The report, "Mapping India's Energy Policy: A Decade in Action," by the International Institute for Sustainable Development (IISD), points out that less than 10% of the total energy subsidies were allocated to clean energy in FY 2023. In contrast, subsidies for coal, oil, and gas accounted for about 40%, with a significant portion directed towards electricity subsidies, especially for agriculture.
The surge in energy subsidies is largely a reaction to the heightened energy demands and the impacts of the international energy price crisis, spurred by Russia's invasion of Ukraine. India implemented several measures to mitigate these impacts, including capping retail prices for petrol, diesel, and domestic liquefied petroleum gas, reducing taxes, and providing direct budgetary transfers to businesses and consumers.
As a result, oil and gas subsidies witnessed a 63% increase from the previous fiscal year. Coal subsidies also experienced a 17% rise over the same period, with coal making up 45% of India's total primary energy supply in 2022, an increase from 43% in 2020. Consequently, fossil fuel subsidies were five times higher than those for clean energy.

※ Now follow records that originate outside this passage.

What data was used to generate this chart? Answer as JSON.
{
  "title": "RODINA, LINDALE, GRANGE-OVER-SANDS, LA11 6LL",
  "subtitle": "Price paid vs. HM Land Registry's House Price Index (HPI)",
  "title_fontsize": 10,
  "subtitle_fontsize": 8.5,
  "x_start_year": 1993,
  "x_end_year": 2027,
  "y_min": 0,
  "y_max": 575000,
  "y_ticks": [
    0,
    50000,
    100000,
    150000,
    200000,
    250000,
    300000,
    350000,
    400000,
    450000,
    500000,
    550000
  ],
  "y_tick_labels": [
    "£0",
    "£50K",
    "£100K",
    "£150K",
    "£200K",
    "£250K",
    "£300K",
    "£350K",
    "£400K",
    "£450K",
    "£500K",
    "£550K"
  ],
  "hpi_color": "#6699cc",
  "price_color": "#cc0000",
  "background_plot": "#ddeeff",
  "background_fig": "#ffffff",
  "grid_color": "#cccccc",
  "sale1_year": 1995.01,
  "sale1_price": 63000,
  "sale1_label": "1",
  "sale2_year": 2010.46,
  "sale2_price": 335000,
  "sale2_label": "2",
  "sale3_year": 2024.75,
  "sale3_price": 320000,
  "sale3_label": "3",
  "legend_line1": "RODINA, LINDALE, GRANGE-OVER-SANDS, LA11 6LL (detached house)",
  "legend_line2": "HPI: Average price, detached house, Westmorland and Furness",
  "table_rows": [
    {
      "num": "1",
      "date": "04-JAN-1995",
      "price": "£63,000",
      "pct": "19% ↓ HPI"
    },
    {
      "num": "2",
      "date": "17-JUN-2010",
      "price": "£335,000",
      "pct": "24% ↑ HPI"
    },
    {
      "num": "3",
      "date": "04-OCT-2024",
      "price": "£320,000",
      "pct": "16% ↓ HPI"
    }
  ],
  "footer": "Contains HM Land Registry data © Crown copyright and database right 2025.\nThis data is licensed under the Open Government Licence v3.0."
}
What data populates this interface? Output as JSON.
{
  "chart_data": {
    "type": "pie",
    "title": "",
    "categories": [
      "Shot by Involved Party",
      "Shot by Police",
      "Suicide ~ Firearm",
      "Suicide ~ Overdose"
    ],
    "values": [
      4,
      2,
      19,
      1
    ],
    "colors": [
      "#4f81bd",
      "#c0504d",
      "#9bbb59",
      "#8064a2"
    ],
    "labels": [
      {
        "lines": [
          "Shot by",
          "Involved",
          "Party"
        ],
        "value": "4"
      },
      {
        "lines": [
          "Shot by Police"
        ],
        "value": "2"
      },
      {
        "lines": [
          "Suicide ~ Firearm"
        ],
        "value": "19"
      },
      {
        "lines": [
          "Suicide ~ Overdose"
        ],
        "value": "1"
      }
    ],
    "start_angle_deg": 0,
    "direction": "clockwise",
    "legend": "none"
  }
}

Despite the economic growth propelling India towards becoming a $5 trillion economy by 2027, and an increase in both clean energy and fossil fuel subsidies by approximately 40% in FY 2023, concerns over the sustainability of fossil fuel subsidies persist. Swasti Raizada, Policy Advisor at IISD and co-author of the report, stated, "While fossil fuel subsidies have reduced by 59% since their peak in 2013/2014, without further targeting and a return to a market-brd pricing regime, they could mount again, resulting in budgetary impacts."
The report suggests that earmarking a portion of fossil fuel tax revenues could support India's just transition needs. Deepak sharma, Policy Analyst at IISD, emphasized the significance of substantial investment for India's energy transition to be just, sustainable, and inclusive, highlighting the critical role of state-owned enterprises in this transition linked to India's net-zero commitments.